Entenda-se: o grupo de amigos de Ecce Bombo habita um universo pós-utópico (o movimento hippie e o Maio de 68 desapareceram sem deixar rasto, a cortina de ferro está em avançado estado de oxidação…), onde nenhum projecto de acção política colectiva parecer ser já possível. Para se evadir deste deserto, Michele refugiar-se-á no isolamento (veja-se como o filme se vai gradualmente cerrando no espaço e esvaziando de personagens) e, sobretudo, na ironia. É ela que lhe permite olhar de longe para um mundo saturado de instituições sem função, de happenings nos quais já nada «acontece» (é genial a sequência do festival da felicidade) e de figuras sem rumo que, reflectindo como espelhos a abulia umas das outras, se vão tornando reciprocamente insuportáveis. Daí que muitos dos diálogos de Ecce Bombo se produzam à distância, em conversas telefónicas (recorrentes nos primeiros trabalhos de Moretti) que originam campos/contra-campos onde as personagens estão, ao mesmo tempo, juntas e sozinhas.

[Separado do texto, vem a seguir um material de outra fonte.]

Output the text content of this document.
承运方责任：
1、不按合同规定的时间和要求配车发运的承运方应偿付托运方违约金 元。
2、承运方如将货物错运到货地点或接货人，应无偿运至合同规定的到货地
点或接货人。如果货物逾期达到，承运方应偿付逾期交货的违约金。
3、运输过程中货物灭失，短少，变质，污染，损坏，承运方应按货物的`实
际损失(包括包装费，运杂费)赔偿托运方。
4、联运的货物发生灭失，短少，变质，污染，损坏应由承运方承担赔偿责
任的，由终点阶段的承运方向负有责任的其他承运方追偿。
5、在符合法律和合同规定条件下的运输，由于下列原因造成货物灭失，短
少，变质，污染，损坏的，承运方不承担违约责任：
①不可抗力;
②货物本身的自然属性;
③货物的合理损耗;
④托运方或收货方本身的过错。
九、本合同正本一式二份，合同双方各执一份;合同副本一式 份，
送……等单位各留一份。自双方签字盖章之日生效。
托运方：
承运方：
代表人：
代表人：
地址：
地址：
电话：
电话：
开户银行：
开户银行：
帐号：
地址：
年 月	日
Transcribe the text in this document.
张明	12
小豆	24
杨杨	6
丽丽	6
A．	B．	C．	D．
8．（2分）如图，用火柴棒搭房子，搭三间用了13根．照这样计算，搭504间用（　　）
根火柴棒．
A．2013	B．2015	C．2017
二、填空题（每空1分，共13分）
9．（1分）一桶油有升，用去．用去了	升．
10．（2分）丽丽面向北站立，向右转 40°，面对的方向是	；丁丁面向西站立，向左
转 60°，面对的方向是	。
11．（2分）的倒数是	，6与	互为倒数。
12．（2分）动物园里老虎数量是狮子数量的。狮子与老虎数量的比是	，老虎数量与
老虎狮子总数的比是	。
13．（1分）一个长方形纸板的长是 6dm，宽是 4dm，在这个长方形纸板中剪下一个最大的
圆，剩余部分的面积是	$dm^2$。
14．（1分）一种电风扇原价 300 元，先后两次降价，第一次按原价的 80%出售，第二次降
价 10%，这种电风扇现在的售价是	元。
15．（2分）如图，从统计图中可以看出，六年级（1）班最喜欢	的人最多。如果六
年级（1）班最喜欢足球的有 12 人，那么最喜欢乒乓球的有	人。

De facto, a paralisia não é aqui apenas um tema: ela contamina também a forma do filme, com Moretti a lançar mão de uma realização construída à base de planos fixos (faz sentido) e de uma montagem altamente elíptica, descontínua, onde o tempo de corte abrupto dos planos interrompe amiúde os movimentos e os discursos das personagens, suspendendo-os algures a meio do seu desenvolvimento. Trata-se de uma política de montagem que, na verdade, procede pela justaposição de blocos de duração estanques e autónomos, que não comunicam directamente, nem com os anteriores, nem com os seguintes, gerando assim uma espécie de limbo, ou melhor: um tempo sem história, onde as acções iniciadas nunca têm sequência. (O mesmo efeito se obtém pela criação, dentro dos planos, de uma permanente contradição entre as palavras e os gestos: como na cena em que Michele se despede por repetidas vezes dos amigos, sem jamais chegar a sair do mesmo lugar). Talvez seja por isso que, primando embora a maioria dos episódios do filme pelo seu tom humorístico, nunca nos conseguimos rir de maneira genuína das figuras que os habitam: um grupo de misfits que, como nós, sabem bem que a (auto-)ironia é a pátria de exílio dos desiludidos.
PS: Relendo à luz das velas os primeiros parágrafos deste texto (escritos num tom ex cathedra que agora me está a causar urticária), percebo que não percebo lá muito bem o que raio terei querido dizer. Que se dane: fica como está. Duvido, em todo o caso, que a experiência do leitor venha a ser mais traumática do que aquela que teve o Michele Apicella de Io Sono un Autarchico, ao confrontar-se com a prosa cristalina de Marx.